One of the causes of SA power price spikes was wind generators that supply half the state’s power were becalmed at a time when an existing cable connecting SA with abundant power in Victoria was out of action for an incremental $65 million upgrade.
“In reality what we have in Australia is a series of state-based markets with limited interconnection between them, meaning energy cannot freely be traded between states,” Mr Koutsantonis said.
“Victoria interconnects with three states – NSW, SA and Tasmania – which is why they have the cheapest prices on average. They can access cheap hydroelectricity from NSW and Tasmania and cheap wind power from South Australia. SA, Queensland and Tasmania, on the other hand, only interconnect with one other state each, which limits the markets and the generation these states can tap into.”
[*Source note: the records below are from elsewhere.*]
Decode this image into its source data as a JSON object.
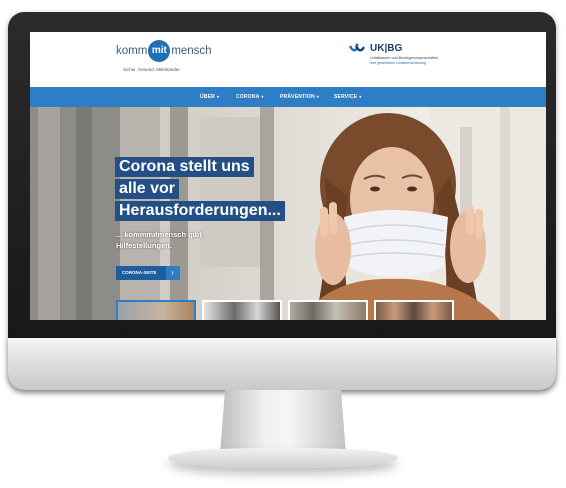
{
  "site": {
    "logo": {
      "word1": "komm",
      "word2": "mit",
      "word3": "mensch",
      "tagline": "Sicher. Gesund. Miteinander."
    },
    "partner": {
      "name": "UK|BG",
      "sub1": "Unfallkassen und Berufsgenossenschaften",
      "sub2": "Ihre gesetzliche Unfallversicherung"
    }
  },
  "nav": {
    "items": [
      {
        "label": "ÜBER"
      },
      {
        "label": "CORONA"
      },
      {
        "label": "PRÄVENTION"
      },
      {
        "label": "SERVICE"
      }
    ]
  },
  "hero": {
    "headline": [
      "Corona stellt uns",
      "alle vor",
      "Herausforderungen..."
    ],
    "subline": [
      "... kommmitmensch gibt",
      "Hilfestellungen."
    ],
    "cta_label": "CORONA-SEITE",
    "cta_arrow": "›"
  },
  "colors": {
    "accent": "#2d7ec4",
    "headline_bg": "#234f86",
    "brand_text": "#3d5a80"
  },
  "icons": {
    "partner_mark": "ukbg-logo-mark",
    "cta": "chevron-right-icon",
    "nav_caret": "caret-down-icon"
  }
}
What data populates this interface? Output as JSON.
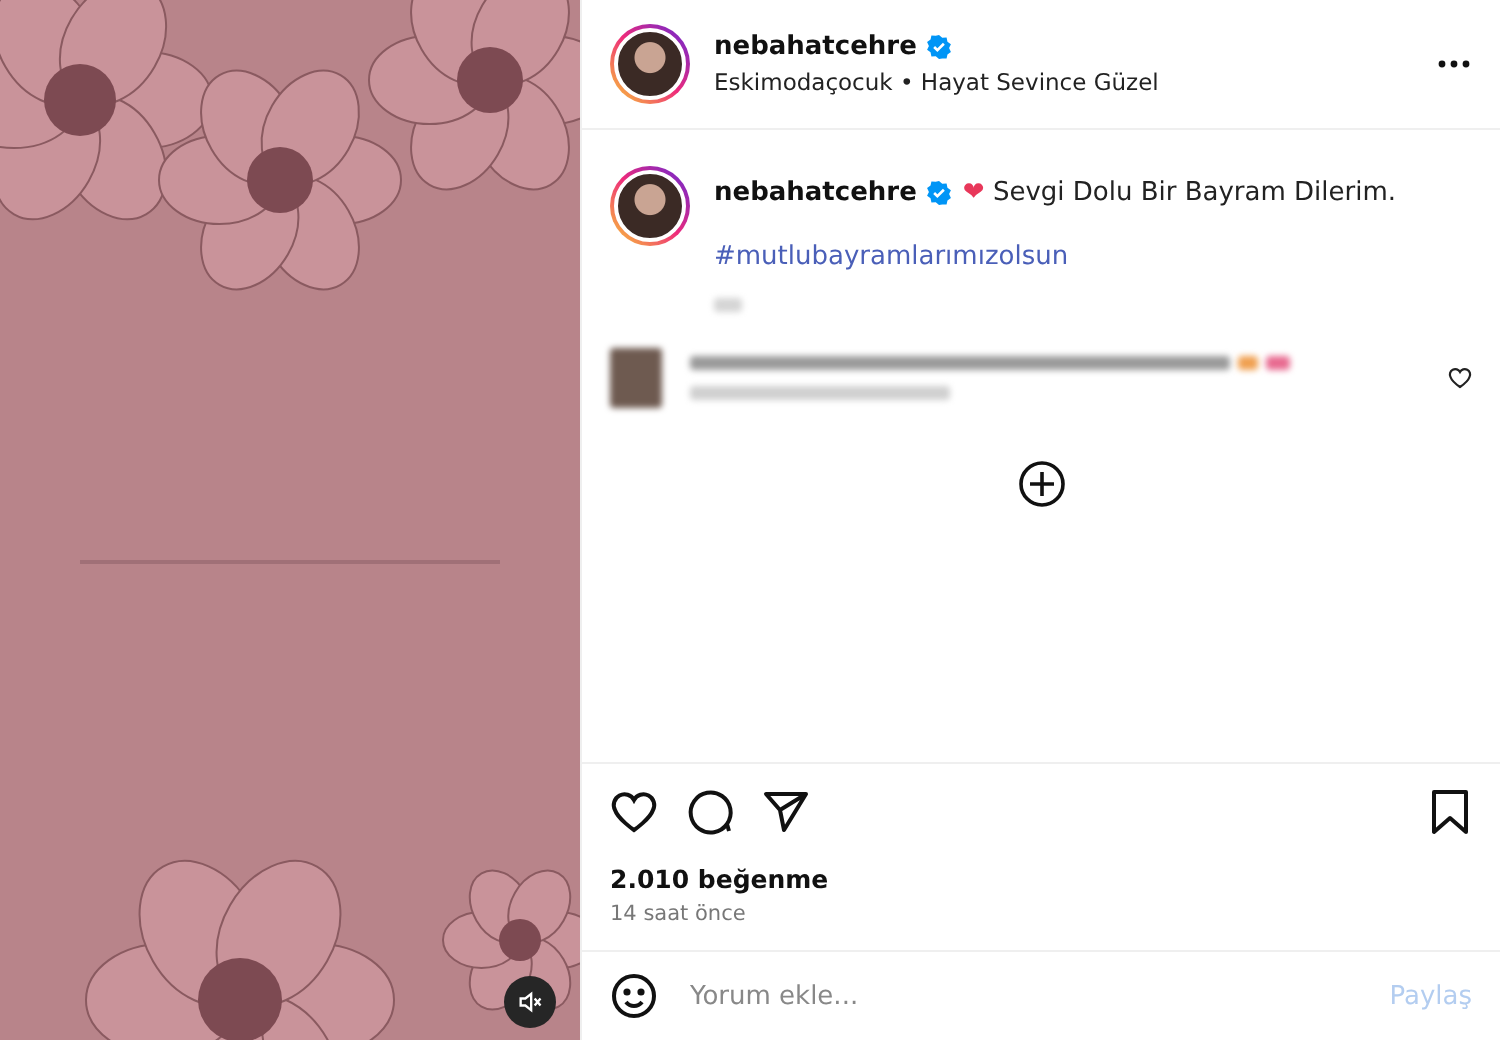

Transmission firm Transgrid recently announced plans to build a $500 million interconnection cable from NSW to SA but any proposal would require the Australian Energy Regulator to certify that it represents an efficient way of solving the problem.
Base-load fossil-fuel generators that benefit from local power shortages opposed the recent interconnector upgrade but the AER approved it anyway.
Mark Henley, who is a consumer representative on the consultative AER Consumer Challenge Panel, cautioned that COAG should look at a range of options before building an interconnector. He said this could include increasing competition in the SA power market where AGL owns one very large gas plant. This was exacerbated by the high price of natural gas which makes it uneconomical for two smaller gas plants to operate as a back-up.
Mr Henley said COAG could also consider building more wind power in the west of SA near Ceduna or increased use of battery storage for times when the wind does not blow. “We have to be careful of picking a winner,” Mr Henley said.
Mr Koutsantonis also linked SA’s problems to a tight domestic gas market and said he would urge NSW and Victoria to end effective moratoriums on coal seam gas development.
He said gas, used as a back-up when the wind is not blowing, was “a crucial element in the shift towards a clean-energy economy as a transitional, low-carbon source of generation that can be used in tandem with renewables”.